The class is offered a few times a year and teaches participants which materials to use and how to use them. They then take what they’ve learned and get to work, cleaning dozens of stones each session.
Faries said some people take the class on dates or with friends. One person even attended on her birthday. Others, like her, are just interested in the history and want to give back.
“I got involved because I love history and I love cemeteries,” she explained. “I came here a couple of times with friends that introduced me to it, and I fell in love and wanted to come back and help preserve this place.”
No step in the process is difficult, but each is important to ensuring the stones aren’t unintentionally damaged.
“We always want to try to leave something in better condition than when we found it,” Faries said.
Not just any stone can be cleaned, either. Cemetery staff must first give permission (“If it’s not your family, it’s not your property,“ Faries pointed out), and stones need to be in good enough repair to withstand the chemical cleaner and abrasion of gentle scrubbing.

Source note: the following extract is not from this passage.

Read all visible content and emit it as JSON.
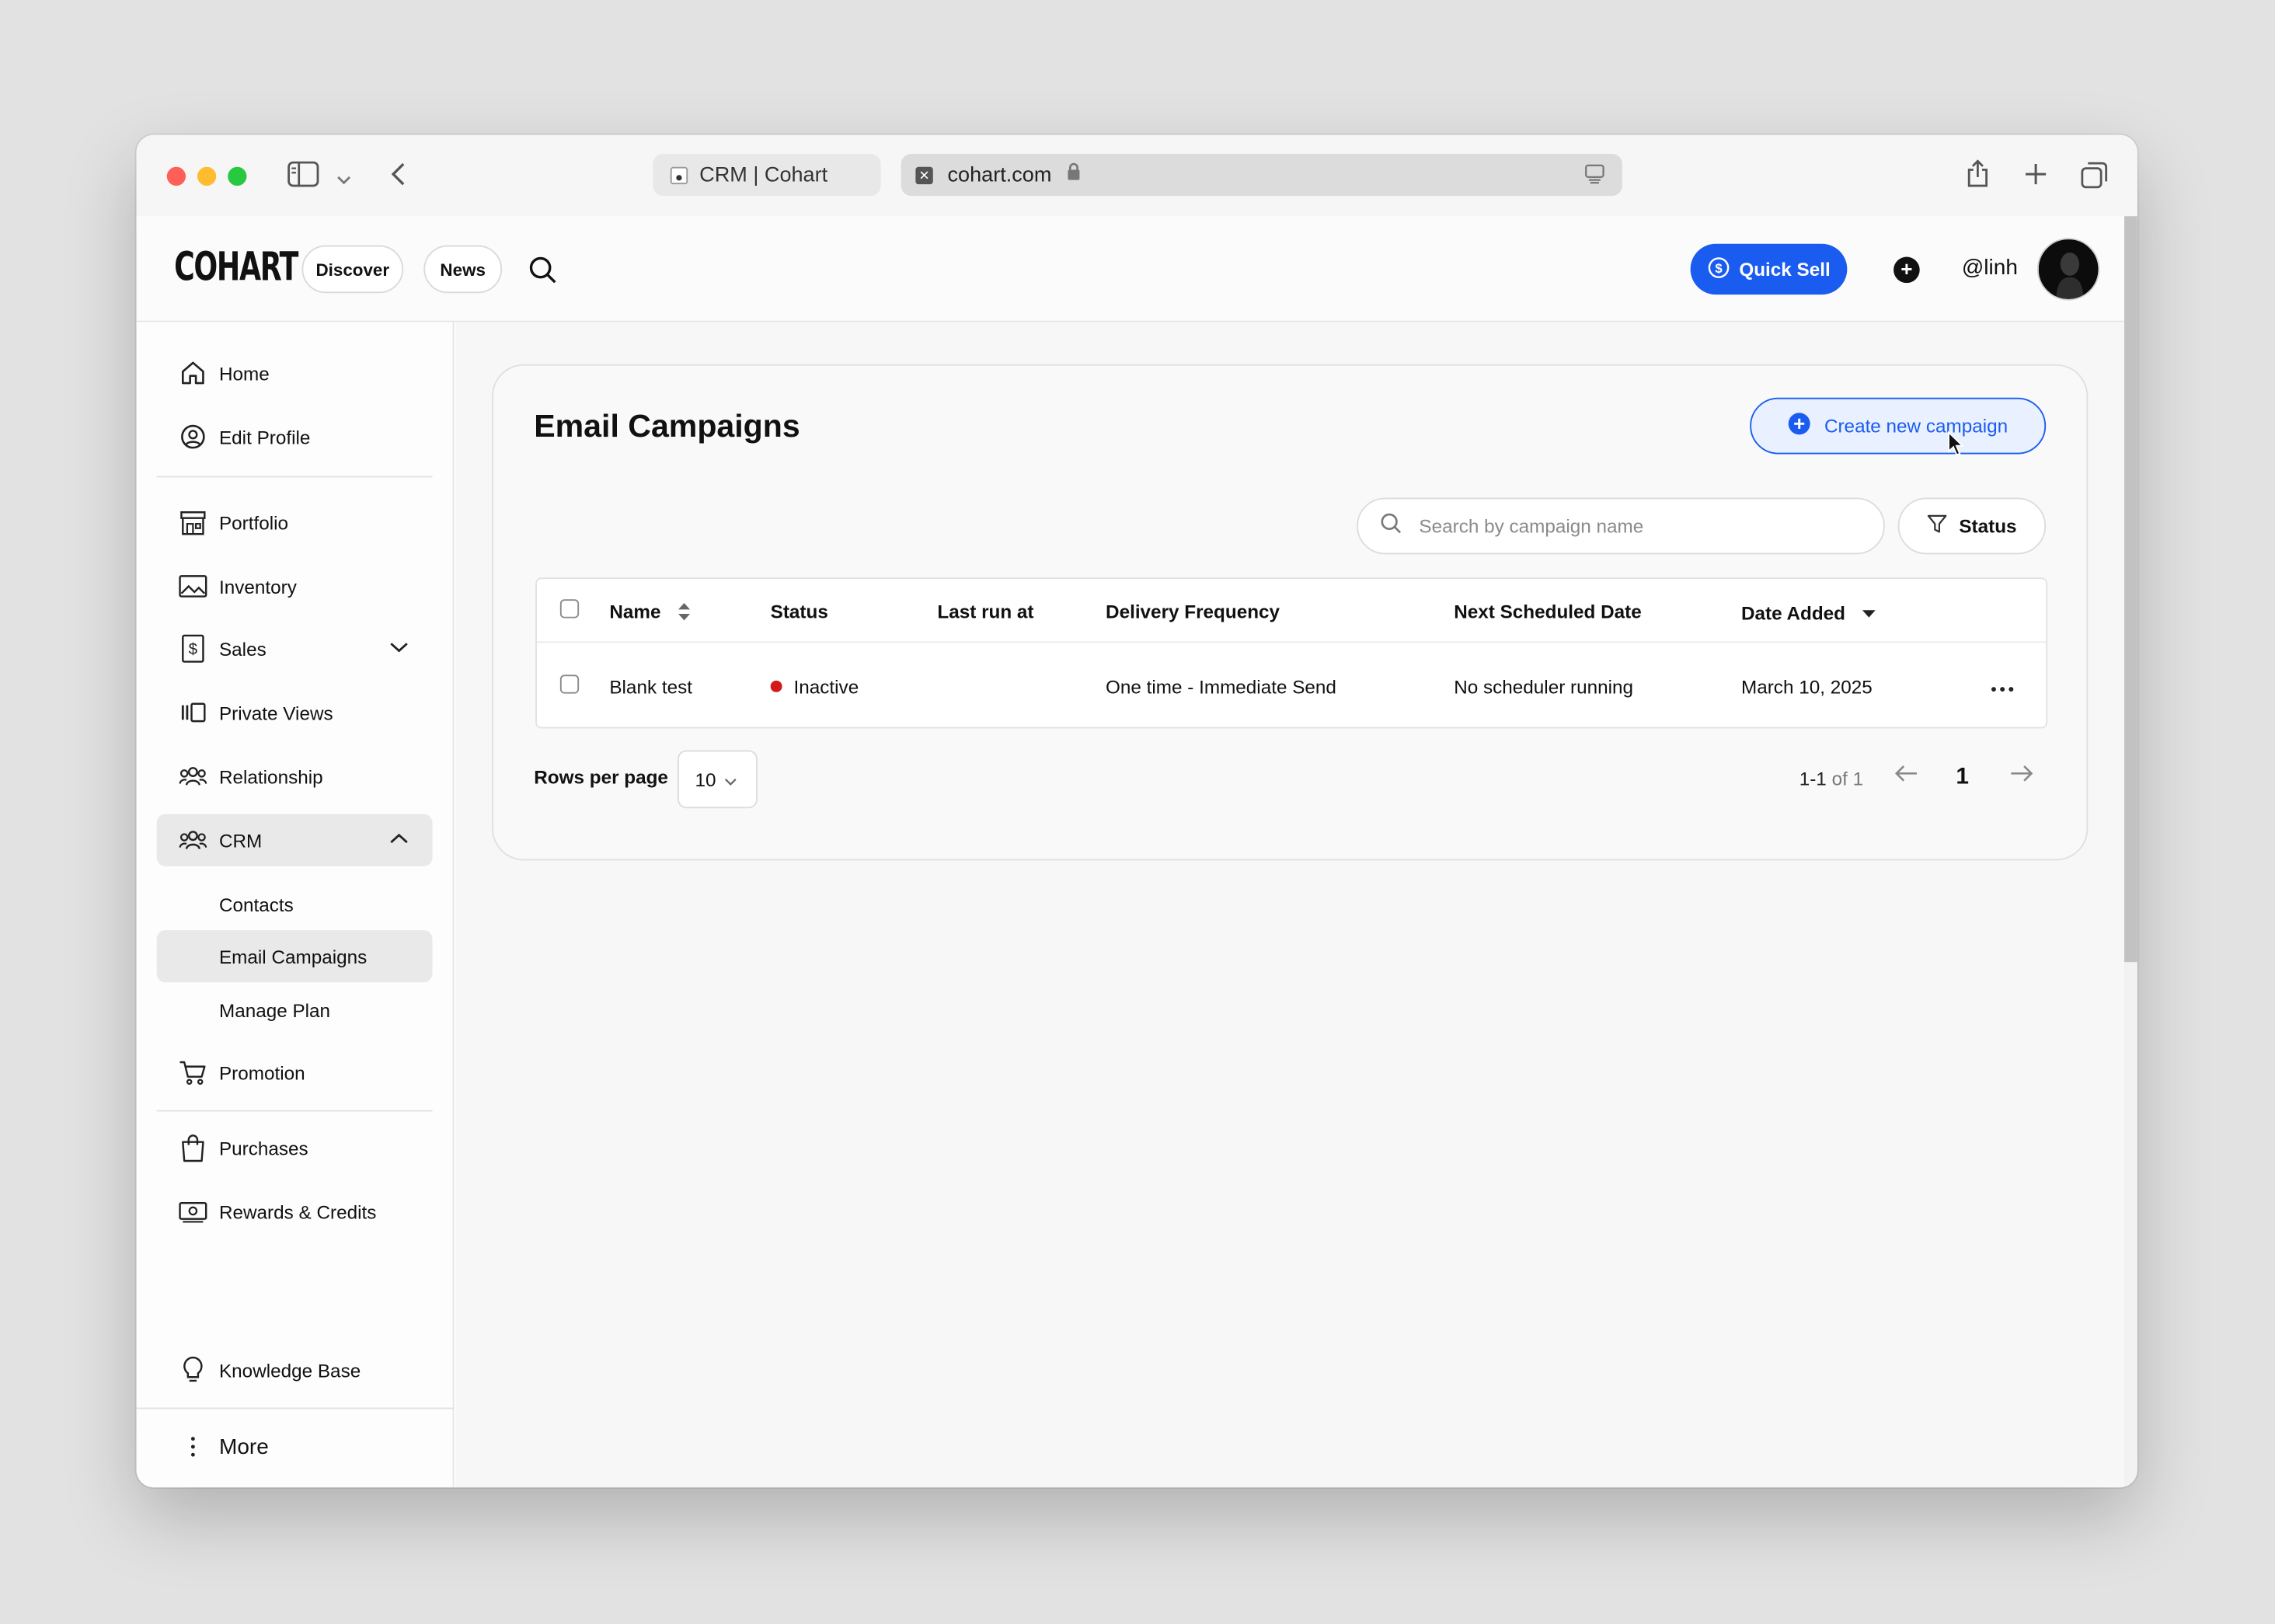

A stone that is wobbly or in the process of disintegrating is only eligible for the ”spray and walk away" method.
That spray is D2, the cemetery’s chemical compound of choice. It’s non-toxic and activated by water, which means it continues working months or even years after it’s been applied.
“It works best whenever it’s above 40 degrees Fahrenheit because stone expands and contracts just like everything else in the cold and heat,” Faries said. “So, during the summer, it’s more expanded out, it’s more porous, so the D2 can get further into the stone to be able to clean it.”
Once a stone has been gently scrubbed of its lichen covering, nature is left to do the rest of the work. Each time it rains, the D2 is reactivated, so Faries recommends that class participants return a week, a month and even a year out to see their stones get progressively cleaner.
Ultimately, the class doesn’t just benefit the cemetery’s preservation efforts; it gives people a chance to give back and, as Faries put it, face death.
“Some people are super excited. They want to come do this, they think it’s amazing. Some people see it as, I don’t want to say an oddity, but, like, a novelty,” she said. “That’s ok, because it’s not for everybody, but I do think we live in an anti-aging society that does not face death. We kind of brush it under the rug, pretend it doesn’t exist. Here, you can’t really do that.”
Whether it’s a walk through the park, a gravestone cleaning class, or any number of the events Union Cemetery’s volunteers host each year (think bingo, artist booths, arts and crafts), there’s something for everyone in this small piece of KC.
The next cleaning class will be July 19 at 10 a.m. Tickets are available now, but are capped at 20 people. As a nonprofit, all $10 ticket costs and donations go straight back into the cemetery’s initiatives.